The bulk of business intelligence (BI) applications have focused on tools for aggregating and analyzing information in conjunction with data warehouses. This approach can help steer business at a strategic level but does little to improve business operations at a tactical level.
Think like a venture capitalist
Mike Gualtieriprincipal analyst, Forrester Research
"IoT analytics is no longer something that happens outside of the application architectures," Gualtieri said. "It becomes part of your application infrastructure. There is a need for an advanced analysis engine that is part of your applications infrastructure and platform"
The use of proactive analytics tools is relatively immature and many organizations don't know how they are going to derive value from them. Consequently, enterprise architects should think about how to flexibly try out new ways of linking together these proactive analytics tools to test out new business processes. "Enterprises need to think more like venture capitalists that invest in a lot of small companies or applications," Gualtieri said. "This is a different way of thinking for companies that want to know the [return on investment] before investing."
Use it or lose it
Traditional BI applications can be bolted on using data warehousing techniques after the fact. But proactive analytics tools need to be woven into the applications and their APIs to be effective. IoT devices like heart rate sensors, activity trackers and automotive sensors are generating enormous amounts of data that can be woven into new applications.
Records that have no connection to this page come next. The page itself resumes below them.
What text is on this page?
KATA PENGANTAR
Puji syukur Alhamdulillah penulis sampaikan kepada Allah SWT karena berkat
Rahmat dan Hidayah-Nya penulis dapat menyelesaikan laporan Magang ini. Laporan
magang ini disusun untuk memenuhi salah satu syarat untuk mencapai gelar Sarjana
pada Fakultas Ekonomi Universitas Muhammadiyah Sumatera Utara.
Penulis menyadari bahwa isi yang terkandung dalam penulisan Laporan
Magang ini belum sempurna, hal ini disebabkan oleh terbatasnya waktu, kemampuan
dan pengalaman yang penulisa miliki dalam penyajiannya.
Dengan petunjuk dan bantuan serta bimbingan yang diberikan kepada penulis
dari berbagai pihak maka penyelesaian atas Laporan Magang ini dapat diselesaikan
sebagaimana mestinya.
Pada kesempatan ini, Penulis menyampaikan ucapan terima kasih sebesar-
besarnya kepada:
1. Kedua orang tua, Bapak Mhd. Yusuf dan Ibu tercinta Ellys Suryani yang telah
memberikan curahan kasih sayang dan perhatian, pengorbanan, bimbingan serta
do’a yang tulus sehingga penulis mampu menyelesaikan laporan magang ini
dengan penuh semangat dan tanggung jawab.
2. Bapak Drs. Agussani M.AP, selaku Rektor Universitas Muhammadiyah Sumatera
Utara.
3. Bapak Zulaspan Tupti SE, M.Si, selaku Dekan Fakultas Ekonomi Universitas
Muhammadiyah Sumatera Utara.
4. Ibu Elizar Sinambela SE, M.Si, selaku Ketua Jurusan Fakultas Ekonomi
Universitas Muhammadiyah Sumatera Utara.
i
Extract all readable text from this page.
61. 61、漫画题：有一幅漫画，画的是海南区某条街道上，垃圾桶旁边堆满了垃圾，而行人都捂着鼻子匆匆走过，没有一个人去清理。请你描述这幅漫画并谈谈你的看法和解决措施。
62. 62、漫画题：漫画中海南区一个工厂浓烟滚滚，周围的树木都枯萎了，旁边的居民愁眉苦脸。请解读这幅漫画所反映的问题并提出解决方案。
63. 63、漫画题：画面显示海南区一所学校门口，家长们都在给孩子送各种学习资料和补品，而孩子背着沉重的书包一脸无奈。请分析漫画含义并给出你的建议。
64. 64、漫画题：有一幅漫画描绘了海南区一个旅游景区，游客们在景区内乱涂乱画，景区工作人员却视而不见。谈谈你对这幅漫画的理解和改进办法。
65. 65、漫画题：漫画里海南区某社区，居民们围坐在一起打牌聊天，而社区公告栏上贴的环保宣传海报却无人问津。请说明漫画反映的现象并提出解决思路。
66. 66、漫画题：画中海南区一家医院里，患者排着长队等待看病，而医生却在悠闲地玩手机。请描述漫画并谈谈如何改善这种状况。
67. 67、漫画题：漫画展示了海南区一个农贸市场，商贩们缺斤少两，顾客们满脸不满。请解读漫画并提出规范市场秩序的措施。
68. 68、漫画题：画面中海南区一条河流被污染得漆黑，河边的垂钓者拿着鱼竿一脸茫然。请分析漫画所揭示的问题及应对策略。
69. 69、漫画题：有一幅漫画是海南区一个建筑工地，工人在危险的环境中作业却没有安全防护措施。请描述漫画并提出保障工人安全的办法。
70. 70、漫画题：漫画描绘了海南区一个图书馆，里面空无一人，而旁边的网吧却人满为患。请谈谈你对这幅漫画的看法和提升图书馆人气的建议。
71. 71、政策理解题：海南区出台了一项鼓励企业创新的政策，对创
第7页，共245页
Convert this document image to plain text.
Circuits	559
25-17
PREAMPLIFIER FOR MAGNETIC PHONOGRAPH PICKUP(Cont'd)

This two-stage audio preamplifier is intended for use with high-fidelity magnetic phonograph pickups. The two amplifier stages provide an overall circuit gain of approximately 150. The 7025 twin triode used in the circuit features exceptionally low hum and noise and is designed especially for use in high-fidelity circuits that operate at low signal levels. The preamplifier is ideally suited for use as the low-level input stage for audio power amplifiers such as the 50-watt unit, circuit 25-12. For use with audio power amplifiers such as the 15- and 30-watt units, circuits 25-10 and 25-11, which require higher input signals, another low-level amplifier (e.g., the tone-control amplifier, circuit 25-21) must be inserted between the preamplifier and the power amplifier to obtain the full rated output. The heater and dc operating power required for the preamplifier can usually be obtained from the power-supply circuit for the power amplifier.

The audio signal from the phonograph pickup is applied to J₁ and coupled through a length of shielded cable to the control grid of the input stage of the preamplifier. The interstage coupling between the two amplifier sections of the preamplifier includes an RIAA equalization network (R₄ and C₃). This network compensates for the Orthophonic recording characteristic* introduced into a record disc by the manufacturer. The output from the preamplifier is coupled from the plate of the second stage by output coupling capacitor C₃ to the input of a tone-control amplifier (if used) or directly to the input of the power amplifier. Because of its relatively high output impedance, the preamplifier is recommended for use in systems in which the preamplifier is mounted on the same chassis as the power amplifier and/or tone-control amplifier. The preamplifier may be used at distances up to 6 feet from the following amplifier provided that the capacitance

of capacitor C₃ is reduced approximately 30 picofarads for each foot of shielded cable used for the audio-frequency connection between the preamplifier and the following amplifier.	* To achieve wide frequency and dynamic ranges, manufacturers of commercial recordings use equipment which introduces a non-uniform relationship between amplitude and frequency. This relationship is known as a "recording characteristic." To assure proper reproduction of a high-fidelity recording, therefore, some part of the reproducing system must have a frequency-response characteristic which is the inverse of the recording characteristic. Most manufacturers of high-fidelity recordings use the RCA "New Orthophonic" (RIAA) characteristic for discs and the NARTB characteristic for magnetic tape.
For example, Spotify recently implemented a feature to match songs to a user's run cadence. Other developers are looking at applications that can leverage tire slippage data from cars to alert other drivers to hazardous road conditions.
One of the challenges with leveraging real-time data is that it has a shelf life of value. A service for sending coupons to consumers based on GPS data is far less valuable after they have left the area. Similarly, a fraud detection algorithm does little good after the fact. These kinds of use cases require real-time streaming analytics capable of triggering business processes within tightly defined windows.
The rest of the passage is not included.